Problems with WPA3

problems with WPA3

Problems with WPA3?

I am hearing a lot off chatter about WPA3, and about the problems people are having with it.

So, what’s the main problem? WPA3 has brought about a new era of secure networking, so shouldn’t everything be rosy?

You have WPA3-SAE (replacement for PSK). It stops WPA3 being vulnerable to Password guessing by dictionary, or brute force.
There is PMF (802.11w).

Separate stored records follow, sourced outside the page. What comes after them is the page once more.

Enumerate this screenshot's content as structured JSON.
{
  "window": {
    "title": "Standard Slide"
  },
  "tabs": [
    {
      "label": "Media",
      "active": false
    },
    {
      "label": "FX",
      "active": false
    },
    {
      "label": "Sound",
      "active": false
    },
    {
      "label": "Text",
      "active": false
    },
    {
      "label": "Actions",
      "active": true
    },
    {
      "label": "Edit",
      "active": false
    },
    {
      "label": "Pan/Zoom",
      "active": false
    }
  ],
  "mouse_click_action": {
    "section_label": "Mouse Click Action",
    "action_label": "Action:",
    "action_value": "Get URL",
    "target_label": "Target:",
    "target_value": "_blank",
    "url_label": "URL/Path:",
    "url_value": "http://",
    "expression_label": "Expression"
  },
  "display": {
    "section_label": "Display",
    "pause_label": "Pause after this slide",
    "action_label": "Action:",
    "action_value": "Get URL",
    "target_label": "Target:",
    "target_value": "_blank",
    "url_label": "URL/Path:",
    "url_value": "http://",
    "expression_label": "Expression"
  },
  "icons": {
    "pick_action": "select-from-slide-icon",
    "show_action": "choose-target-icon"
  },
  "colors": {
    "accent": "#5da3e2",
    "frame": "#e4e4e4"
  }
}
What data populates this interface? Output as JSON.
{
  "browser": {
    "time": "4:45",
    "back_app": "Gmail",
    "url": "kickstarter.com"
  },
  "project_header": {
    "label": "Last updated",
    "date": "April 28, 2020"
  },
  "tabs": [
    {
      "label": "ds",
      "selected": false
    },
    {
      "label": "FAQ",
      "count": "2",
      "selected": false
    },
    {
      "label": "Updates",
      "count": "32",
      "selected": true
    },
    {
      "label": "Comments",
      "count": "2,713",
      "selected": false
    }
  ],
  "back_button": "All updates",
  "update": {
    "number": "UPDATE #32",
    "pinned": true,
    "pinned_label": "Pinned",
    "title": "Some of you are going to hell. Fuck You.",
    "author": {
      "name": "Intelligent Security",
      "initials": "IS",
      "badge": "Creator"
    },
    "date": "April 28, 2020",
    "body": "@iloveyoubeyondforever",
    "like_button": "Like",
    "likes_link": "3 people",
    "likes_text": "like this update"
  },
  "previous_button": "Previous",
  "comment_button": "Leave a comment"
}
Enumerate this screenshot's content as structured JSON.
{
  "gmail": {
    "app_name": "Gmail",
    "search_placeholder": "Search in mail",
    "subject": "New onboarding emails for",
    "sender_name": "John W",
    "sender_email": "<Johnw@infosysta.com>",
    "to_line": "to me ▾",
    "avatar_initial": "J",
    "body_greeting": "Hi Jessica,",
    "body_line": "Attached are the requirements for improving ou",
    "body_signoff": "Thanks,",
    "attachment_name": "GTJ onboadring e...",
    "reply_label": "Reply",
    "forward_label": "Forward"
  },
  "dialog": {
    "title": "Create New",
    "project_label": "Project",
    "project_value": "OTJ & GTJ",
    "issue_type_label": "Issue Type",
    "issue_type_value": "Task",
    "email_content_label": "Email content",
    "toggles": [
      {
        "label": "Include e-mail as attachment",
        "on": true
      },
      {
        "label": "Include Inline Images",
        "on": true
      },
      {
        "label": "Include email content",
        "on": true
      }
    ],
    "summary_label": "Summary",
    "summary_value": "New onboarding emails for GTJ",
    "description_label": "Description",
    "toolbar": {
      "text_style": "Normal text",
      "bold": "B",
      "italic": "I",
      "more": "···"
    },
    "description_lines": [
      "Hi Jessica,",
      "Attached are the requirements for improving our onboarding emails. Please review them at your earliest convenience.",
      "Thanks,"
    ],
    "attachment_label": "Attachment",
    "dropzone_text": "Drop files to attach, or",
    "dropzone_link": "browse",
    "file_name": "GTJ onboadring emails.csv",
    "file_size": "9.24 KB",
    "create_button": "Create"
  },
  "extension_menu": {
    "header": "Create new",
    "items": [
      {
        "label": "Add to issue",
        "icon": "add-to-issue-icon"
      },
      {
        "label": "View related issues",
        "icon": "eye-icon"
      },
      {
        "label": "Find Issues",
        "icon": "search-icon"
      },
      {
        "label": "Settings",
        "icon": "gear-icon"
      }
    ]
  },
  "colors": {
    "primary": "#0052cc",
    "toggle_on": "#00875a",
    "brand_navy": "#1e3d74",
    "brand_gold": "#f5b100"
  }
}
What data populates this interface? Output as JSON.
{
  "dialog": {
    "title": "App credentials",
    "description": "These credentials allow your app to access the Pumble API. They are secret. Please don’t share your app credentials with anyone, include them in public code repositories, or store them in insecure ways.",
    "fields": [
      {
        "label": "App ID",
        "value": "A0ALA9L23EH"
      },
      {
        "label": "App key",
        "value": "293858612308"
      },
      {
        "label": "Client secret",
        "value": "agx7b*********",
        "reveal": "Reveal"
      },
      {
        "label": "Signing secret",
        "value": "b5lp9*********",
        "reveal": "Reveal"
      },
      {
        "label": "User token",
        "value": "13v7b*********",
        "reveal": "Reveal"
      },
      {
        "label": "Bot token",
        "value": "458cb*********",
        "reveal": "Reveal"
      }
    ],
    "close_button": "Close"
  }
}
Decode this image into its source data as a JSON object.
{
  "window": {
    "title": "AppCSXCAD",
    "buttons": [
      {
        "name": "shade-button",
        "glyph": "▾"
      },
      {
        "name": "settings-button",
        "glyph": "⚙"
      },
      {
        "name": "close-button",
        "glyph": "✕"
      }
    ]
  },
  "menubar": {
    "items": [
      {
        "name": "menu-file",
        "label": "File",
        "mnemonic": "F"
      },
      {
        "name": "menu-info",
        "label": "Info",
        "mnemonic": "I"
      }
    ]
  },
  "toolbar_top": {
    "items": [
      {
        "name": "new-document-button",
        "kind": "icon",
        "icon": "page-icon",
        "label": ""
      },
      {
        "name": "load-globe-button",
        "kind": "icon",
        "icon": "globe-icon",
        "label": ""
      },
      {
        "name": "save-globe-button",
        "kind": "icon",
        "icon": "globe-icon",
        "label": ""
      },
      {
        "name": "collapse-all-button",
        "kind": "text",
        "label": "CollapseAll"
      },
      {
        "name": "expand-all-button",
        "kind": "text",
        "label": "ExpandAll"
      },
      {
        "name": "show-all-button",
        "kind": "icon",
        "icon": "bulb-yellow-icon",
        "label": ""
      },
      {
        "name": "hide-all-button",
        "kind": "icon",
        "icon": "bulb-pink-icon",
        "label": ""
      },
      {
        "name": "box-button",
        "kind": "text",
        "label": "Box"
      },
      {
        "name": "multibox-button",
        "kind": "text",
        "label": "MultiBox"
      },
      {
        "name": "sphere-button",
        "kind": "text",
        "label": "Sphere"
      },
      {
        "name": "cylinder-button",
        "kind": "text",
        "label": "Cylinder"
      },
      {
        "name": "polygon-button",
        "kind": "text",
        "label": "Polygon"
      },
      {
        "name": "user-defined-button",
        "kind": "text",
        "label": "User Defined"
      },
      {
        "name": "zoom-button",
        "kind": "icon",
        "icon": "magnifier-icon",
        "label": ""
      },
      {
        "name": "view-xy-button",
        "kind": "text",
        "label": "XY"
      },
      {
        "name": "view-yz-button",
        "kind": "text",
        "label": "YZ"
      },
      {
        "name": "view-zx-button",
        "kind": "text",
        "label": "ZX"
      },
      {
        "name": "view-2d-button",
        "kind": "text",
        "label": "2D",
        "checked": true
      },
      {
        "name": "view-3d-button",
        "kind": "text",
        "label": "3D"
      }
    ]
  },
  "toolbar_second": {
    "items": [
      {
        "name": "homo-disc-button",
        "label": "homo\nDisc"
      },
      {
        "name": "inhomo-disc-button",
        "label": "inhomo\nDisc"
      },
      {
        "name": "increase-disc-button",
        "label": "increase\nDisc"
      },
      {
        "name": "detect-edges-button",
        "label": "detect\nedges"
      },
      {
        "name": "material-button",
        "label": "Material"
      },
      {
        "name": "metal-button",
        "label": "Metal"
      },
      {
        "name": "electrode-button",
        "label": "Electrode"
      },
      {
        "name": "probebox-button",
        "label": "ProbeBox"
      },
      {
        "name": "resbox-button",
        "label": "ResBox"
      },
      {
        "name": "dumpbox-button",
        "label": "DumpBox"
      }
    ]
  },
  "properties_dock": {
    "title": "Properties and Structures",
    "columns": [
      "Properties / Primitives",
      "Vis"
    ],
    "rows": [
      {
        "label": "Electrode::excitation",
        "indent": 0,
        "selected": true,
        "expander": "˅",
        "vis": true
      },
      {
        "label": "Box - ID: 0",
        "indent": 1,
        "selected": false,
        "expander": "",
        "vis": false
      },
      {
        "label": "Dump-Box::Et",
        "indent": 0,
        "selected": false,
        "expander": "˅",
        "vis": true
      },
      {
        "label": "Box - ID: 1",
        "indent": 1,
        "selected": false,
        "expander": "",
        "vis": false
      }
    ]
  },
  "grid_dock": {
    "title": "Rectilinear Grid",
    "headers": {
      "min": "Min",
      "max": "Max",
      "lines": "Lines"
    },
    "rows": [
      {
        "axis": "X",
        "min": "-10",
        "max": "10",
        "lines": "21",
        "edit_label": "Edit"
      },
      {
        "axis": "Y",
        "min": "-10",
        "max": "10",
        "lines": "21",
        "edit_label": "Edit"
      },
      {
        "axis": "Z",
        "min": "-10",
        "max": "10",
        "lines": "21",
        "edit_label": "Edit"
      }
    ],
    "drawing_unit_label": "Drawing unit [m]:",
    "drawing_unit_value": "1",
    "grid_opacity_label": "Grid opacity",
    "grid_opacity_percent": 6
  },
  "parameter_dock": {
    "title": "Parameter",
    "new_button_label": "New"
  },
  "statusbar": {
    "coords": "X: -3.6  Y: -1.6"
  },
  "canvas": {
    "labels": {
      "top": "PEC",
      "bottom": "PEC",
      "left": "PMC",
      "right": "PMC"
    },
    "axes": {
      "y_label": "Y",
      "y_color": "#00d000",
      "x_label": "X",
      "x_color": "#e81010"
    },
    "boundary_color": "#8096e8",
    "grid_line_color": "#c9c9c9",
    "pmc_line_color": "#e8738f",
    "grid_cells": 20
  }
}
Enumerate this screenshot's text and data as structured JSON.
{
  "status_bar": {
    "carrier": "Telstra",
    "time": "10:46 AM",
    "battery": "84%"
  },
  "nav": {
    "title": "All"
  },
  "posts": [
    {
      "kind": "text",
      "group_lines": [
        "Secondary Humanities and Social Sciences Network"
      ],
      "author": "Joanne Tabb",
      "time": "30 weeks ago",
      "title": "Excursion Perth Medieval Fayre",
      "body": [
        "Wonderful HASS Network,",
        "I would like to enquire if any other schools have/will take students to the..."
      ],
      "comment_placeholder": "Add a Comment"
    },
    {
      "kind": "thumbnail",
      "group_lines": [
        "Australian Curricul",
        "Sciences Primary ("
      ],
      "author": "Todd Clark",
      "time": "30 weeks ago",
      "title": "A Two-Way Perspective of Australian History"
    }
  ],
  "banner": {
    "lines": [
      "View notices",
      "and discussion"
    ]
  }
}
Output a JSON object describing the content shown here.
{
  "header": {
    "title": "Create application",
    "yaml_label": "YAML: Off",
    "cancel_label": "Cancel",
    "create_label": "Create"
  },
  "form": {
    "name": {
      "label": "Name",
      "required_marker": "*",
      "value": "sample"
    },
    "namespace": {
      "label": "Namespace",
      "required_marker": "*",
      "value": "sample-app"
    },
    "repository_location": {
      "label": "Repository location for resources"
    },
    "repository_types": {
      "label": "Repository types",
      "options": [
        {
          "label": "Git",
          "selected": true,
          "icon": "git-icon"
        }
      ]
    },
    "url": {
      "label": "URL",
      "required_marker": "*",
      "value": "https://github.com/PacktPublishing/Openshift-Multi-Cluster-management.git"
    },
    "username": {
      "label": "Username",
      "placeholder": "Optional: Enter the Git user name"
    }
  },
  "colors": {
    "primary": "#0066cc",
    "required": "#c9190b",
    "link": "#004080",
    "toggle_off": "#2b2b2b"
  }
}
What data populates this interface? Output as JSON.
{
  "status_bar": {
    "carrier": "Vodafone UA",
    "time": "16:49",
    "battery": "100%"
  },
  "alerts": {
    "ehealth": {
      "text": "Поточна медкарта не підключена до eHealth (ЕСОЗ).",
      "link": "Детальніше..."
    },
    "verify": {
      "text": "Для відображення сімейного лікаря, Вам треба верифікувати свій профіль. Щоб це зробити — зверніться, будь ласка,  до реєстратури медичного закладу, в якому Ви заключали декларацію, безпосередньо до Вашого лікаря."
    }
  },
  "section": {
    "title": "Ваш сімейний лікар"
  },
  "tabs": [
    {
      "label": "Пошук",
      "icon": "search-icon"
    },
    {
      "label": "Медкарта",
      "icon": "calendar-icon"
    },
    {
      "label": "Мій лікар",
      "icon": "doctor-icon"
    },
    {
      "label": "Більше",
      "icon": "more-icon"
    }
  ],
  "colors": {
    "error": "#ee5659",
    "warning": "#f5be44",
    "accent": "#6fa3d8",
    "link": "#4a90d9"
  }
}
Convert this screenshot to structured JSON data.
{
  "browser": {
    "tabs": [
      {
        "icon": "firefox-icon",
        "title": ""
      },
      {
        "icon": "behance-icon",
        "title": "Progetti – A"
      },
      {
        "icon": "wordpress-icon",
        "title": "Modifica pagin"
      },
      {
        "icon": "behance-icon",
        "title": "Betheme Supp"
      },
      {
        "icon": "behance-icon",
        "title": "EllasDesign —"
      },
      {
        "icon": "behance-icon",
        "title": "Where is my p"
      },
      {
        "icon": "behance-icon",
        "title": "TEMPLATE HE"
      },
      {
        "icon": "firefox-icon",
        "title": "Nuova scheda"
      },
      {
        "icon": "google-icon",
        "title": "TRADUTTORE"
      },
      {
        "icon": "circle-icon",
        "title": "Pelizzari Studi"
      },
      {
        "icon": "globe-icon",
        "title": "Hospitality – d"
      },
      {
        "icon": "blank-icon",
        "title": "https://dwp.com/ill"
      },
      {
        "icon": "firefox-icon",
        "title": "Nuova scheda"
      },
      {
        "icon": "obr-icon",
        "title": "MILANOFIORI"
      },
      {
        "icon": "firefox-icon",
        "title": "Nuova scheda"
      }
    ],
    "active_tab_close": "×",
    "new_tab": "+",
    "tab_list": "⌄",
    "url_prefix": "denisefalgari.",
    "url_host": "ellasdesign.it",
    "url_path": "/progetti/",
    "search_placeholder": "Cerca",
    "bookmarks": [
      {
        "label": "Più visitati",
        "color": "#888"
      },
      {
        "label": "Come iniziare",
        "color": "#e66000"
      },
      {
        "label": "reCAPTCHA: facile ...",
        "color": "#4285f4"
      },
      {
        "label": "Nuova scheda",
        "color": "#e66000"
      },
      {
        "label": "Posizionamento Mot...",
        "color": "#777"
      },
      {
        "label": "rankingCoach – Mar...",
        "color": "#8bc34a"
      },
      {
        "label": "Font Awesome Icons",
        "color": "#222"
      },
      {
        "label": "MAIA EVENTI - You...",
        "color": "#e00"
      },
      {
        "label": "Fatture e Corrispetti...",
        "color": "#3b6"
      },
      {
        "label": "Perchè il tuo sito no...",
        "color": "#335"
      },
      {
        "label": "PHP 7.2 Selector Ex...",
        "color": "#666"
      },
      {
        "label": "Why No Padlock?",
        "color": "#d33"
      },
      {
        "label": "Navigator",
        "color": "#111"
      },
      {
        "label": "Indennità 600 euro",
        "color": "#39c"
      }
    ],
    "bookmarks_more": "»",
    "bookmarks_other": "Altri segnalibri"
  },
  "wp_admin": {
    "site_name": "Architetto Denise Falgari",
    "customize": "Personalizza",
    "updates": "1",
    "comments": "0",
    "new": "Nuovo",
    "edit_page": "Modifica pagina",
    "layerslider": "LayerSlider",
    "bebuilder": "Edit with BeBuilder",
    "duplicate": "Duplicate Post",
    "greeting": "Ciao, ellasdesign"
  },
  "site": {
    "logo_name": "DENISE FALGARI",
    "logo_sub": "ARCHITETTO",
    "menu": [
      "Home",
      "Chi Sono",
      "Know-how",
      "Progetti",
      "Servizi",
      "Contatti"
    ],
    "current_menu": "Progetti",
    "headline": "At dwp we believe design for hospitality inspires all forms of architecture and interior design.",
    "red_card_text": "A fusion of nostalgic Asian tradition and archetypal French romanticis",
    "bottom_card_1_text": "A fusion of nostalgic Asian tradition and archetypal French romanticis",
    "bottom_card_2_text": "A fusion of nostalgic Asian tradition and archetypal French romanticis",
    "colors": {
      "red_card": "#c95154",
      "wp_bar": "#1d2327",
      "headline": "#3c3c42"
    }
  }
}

It stops de-authentication attacks.
We have 192-bit mode, a more secure form of encryption, than 128-bit, for the truly paranoid.
There is also transition mode to soften the blow of a hard change over to WPA3. This allows older legacy clients to still connect using WPA2.

All of these are great, and WPA3 fixes a lot of problems with WPA2. But, unfortunately, WPA3 introduces a new set of problems. Basically, 6GHz is WPA3 only. Some companies are turning on transition mode, on 5GHz, to make it easier for networks with older legacy clients that do not support WPA3, to easily connect.

This sounds great but, what we are finding, is that there are issues when roaming from 6GHz to 5GHz. If the client is connected to 6GHz, and it roams to 5GHz, if WPA3 is set on 6GHz, and transition mode is set on 5GHz, the roam can fail, especially so if you are using 802.11r (FT). You can also get problems when roaming the other way as well!

Customers cannot just, overnight, change all their client devices to be WPA3 compatible, and some older clients are never going to be WPA3 compatible (old legacy bar code scanners for example.)

There are many solutions under discussion.
The one I want to propose here is quite simple: Run multiple SSIDs!
WHAT!?!?! Yes, multiple SSIDs!
Run an SSID on 6GHz and 5GHz that is WPA3-SAE only, then run a second SSID that is WPA2-PSK
only, on 5GHz.

This simple step fixes most problems.
“Ah, but can we run that many SSIDs?” I hear you ask. My answer: Sure, you can! Multi-SSIDs were only really a problem on 2.4GHz, with 1Mbps broadcast rate enabled. A word of caution, here, is that this can still be a problem, if you get carried away... but running two SSIDs like this shouldn’t break the bank.

Obviously, test this and take appropriate advice if you need to. Don’t rush out and do this without proper planning and forethought.

A similar approach can be done for PMF: turn it on for the WPA3 SSID (on both 6GHz and 5GHz), and leave it in transition mode on the 5GHz legacy SSID. You should find, if the client supports WPA3, it should support PMF.

Obviously, test this to the extreme, but running this dual SSID model, should fix most problems.